Updated on 09/17/2011 11:16AM

Fickle finger of fame

Badge of Silver, with trainer Ronny Werner, may have flipped his palate in his last race.

LEXINGTON, Ky. - Before the Louisiana Derby, Badge of Silver was the hottest prospect for the Kentucky Derby. He had run consecutive races in which he earned a Beyer Speed Figure of 108. His trainer, Ronny Werner, was getting inundated with media requests. And Empire Maker had yet to run in the Florida Derby.

What a difference a race makes. Badge of Silver suffered his first career defeat in the Louisiana Derby. One week later, Empire Maker romped in the Florida Derby. Both have their final preps Saturday for the May 3 Kentucky Derby, but the way in which they are perceived now is in stark contrast to just four weeks ago.

Empire Maker, who runs in the $750,000 Wood Memorial at Aqueduct, is the hot favorite for the Kentucky Derby. Badge of Silver, who will run here at Keeneland in the $750,000 Toyota Blue Grass Stakes, has made Werner as lonely as the Maytag repairman.

"I got at least three calls a day, every day, between the Risen Star and the Louisiana Derby," the good-natured Werner said at his Keeneland barn the other morning. "Going into the Blue Grass, I've hardly had any calls. It's funny. One bad race and they get off quick."

The phone will ring anew if Badge of Silver can recapture his best form in the Blue Grass. He is expected to take on eight rivals in the race, most notably Peace Rules, who won the Louisiana Derby. The other top contenders for the race are Brancusi, who was third behind Buddy Gil in the San Felipe Stakes last month; Great Notion, who was second in the Rebel Stakes in his last start; and Offlee Wild, the winner of the Holy Bull Stakes earlier this year.

The prospective Blue Grass field - for which post positions were scheduled to be drawn on Thursday morning - grew by two on Wednesday when both Lion Tamer and Ten Cents a Shine were added to the field.

Todd Pletcher, who trains Lion Tamer, had been debating whether to run in the Blue Grass or await the $325,000 Coolmore Lexington Stakes at Keeneland on April 19. He said he decided to run in the Blue Grass in part because Lion Tamer will have three weeks to prepare for the Kentucky Derby, rather than just two, if he runs this weekend.

"He's holding his weight well. That's what I was concerned about," Pletcher said. "He's a lightly made horse."

Cornelio Velasquez will ride Lion Tamer, Pletcher said.

Ten Cents a Shine, who was eighth in the San Felipe in his last start, had also been considered for Saturday's Arkansas Derby at Oaklawn Park by trainer D. Wayne Lukas. But Lukas did not even bother to enter Ten Cents a Shine on Wednesday in the Arkansas Derby.

"We're running in the Blue Grass," Lukas said in the Keeneland paddock before Wednesday's first race. "Mike Smith will ride."

Crowned Dancer, one of the race's longshots, worked a half-mile Wednesday morning at the training center owned by his trainer, Chris Paasch, who said Crowned Dancer was timed in 48.40 seconds.

Because of his Louisiana Derby win, Peace Rules could be a slight favorite in the Blue Grass. But Badge of Silver ran three spectacular races to begin his career, and Werner said the colt had an excuse for his fifth-place finish in the Louisiana Derby.

Werner theorizes that Badge of Silver had a breathing problem in the Louisiana Derby - when he faded in the stretch after moving easily to engage the leaders - and he has taken steps to correct it. The colt had throat surgery last month, and on Saturday he will be outfitted with a new bridle, one designed to further guard against the chances of displacing his palate.

"There are three things that could have caused him to stop," Werner said. "You can bleed bad, hurt a leg, or you can't breath. He pulled up good, and he didn't bleed."
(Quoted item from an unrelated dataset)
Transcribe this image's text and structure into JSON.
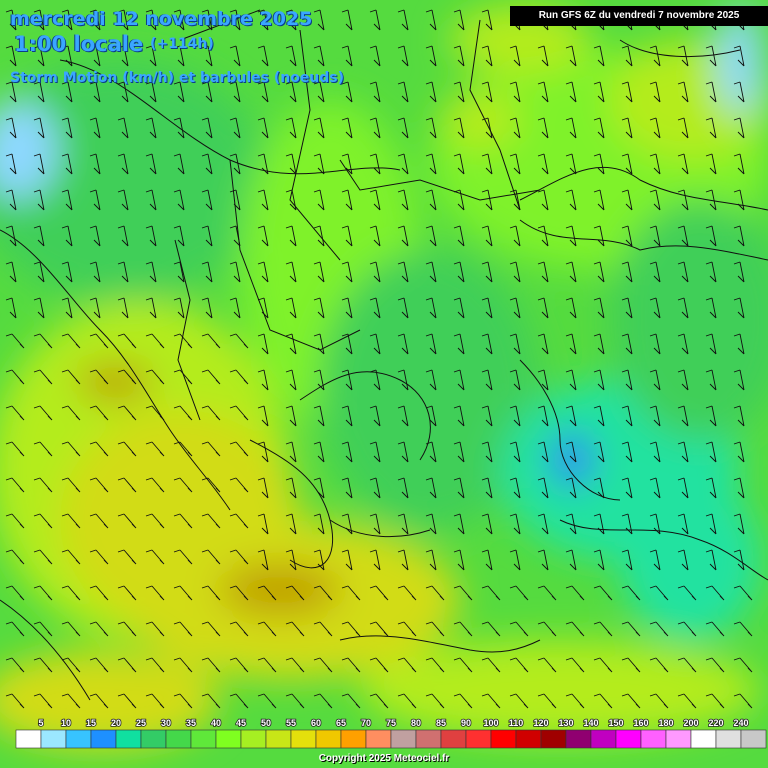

The bridle is a drop noseband, commonly called a flash noseband. An extra leather strip loops around a horse's chin, which helps prevent a horse from moving the bit or displacing his palate. Peace Rules, for instance, wore one in the Louisiana Derby.

"It keeps his mouth shut," Werner said. "I also use a tongue tie on him. The flash is good because you don't get a lot of dirt in your mouth and down your throat. It helps a horse from displacing. I wanted Badge to wear one before, but when I trained him in it, he didn't like it much. I left it off because he was winning. Now, I'm making him take it."

Werner said he has had mixed success with the throat surgery.

"With some, it's a complete turnaround, and with some, you don't see any improvement," Werner said. "I've had some where the difference was night and day. The way I look at it is there's no downside to it. You eliminate the possibility of him doing it again.

"But you really don't know how it'll hold up until the heat of battle," Werner added. "The mile work he had last week was a pretty good indication. He worked comfortable, and he came back good. I had to put a lip chain on him the next day because he was bucking and playing. It didn't take much out of him.

"He had one bad race. We're doing everything we can to fix that. We know he was a good horse before his last race. To me, he's still the same horse he was."